Do we all remember this piece in Politico titled “How DeSantis Won the Pandemic?”
Ron DeSantis wants you to know how well he has done.
“We’ve had tremendous success,” the Republican governor of Florida said recently at a vaccine site in Sumterville in the central part of the state when I caught up with him while reporting for this week’s POLITICO Magazine Friday Cover, which we published early for Nightly readers.
“Really good numbers,” he said in front of the pharmacy in the back of a Jacksonville Walgreens.
Sure, it hedges a bit later:
Democrats across the state say this “victory lap” is not only unseemly but premature. They might be right. This past year, after all, has been wrenching. Approximately 2 million Floridians have tested positive for the coronavirus and more than 32,000 have died. The disbursement of unemployment benefits has been stingy and uneven. The vaccine rollout has been pockmarked by tales of lengthy waits, balky websites and numerous charges of socioeconomic inequities and political favoritism.
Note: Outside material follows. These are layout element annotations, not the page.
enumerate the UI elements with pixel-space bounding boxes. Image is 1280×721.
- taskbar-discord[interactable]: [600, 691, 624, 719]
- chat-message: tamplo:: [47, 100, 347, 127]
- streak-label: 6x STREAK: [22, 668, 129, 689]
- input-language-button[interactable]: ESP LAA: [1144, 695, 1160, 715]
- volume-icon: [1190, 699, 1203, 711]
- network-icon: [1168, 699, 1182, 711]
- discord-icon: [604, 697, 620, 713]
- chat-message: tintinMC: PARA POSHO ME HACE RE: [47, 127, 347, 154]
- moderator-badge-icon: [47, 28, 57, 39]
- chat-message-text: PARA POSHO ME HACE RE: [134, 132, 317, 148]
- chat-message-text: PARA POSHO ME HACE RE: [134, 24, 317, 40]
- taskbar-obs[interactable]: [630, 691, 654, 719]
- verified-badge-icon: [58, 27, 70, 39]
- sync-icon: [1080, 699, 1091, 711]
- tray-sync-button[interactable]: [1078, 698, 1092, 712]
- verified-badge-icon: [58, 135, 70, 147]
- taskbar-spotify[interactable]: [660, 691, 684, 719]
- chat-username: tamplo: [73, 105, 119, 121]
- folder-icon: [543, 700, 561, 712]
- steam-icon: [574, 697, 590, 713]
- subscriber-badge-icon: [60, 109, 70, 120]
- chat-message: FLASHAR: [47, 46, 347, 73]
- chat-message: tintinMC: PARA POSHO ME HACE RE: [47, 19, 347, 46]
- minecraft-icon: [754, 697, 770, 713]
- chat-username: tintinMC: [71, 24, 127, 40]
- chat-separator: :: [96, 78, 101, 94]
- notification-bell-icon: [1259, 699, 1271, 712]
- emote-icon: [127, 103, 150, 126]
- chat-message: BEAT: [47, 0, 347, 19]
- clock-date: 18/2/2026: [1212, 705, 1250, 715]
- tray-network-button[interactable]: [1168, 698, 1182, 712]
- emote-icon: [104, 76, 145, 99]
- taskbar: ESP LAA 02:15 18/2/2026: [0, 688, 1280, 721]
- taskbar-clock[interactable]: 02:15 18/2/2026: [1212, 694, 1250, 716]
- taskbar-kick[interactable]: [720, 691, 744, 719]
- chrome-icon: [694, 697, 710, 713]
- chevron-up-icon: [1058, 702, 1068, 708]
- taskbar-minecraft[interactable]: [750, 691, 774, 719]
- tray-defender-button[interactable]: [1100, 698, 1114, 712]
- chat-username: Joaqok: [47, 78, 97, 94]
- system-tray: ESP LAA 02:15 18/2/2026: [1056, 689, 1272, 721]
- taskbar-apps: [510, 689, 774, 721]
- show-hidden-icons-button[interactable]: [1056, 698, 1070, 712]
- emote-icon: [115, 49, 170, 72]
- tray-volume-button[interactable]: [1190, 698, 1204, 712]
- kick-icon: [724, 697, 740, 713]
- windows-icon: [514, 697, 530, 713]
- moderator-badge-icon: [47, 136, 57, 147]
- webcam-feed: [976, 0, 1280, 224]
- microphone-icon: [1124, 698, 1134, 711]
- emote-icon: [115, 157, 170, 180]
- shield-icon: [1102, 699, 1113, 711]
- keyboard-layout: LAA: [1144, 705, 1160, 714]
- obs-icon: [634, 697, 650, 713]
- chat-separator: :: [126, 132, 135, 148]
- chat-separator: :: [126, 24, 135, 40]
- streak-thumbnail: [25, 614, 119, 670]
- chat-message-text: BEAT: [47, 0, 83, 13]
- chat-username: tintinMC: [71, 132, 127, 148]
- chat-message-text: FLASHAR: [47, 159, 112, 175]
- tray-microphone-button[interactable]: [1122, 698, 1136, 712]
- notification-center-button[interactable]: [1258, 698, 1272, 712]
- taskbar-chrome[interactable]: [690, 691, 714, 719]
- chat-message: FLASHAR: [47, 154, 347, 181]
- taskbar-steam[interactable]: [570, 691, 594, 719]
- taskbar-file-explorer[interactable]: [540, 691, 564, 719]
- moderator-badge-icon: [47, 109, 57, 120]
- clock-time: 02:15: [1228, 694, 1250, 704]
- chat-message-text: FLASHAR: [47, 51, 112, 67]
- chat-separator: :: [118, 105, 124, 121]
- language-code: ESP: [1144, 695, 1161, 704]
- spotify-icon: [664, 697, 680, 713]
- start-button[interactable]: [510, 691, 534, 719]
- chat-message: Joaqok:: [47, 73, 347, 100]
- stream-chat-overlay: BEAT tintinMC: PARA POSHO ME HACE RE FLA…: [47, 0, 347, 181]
And the pandemic of course is not over. Ominous variants lurk.
But after 12 months in which he was pilloried as a reckless executive driven more by ideology than science, dogged by images of crowded beaches and bars and derided as “DuhSantis,” “DeathSantis” and “DeSatan,” Florida has fared no worse, and in some ways better, than many other states — including its big-state peers.
But the cautious bit didn’t prevent the headline from flying far and wide across the country, contrasting Florida’s supposedly successful laissez-faire approach positively with the more cautious efforts in bluer states. In California a recall effort is underway against governor Gavin Newsom, fueled in part by conservative fury that the state didn’t take adopt more Florida-style response to the pandemic.
But now, just a few months later, who could have predicted?
1 in 5 new COVID cases last week came from Florida, health official says
Four states accounted for 40% of new cases last week, with one in five coming from Florida.
The other states with the highest number of new cases were Arkansas, Louisiana, Missouri, and Nevada.
It was not, of course, difficult to predict at all.
I’ve argued here before that failures of framing in the traditional media are now far less important than the disinformation being peddled on social media. The fact that the top posts on Facebook are consistently from right-wing disinformation channels matters a great deal more to public policy than whether Politico says something dumb and irresponsible. Biden reiterated the point yesterday, much to the amusing consternation of the rightwing disinformation racket itself and its enablers at Facebook.
But traditional media does still set narratives among more informed members of the electorate. How many times do reporters need to be played for fools by too-good-to-be-true rightwing narratives before a greater degree of skepticism starts to set in?
People’s lives are at stake. Republican elected officials and Fox News hosts aren’t going to tell their voters and audiences the truth about the stakes of this virus—thereby putting not only them but the rest of the world in danger of increased transmission and further variants. They’re willing to get their own supporters killed out of cowardice and for marginal, short-term political advantage.
The last thing responsible journalists should be doing is helping them along.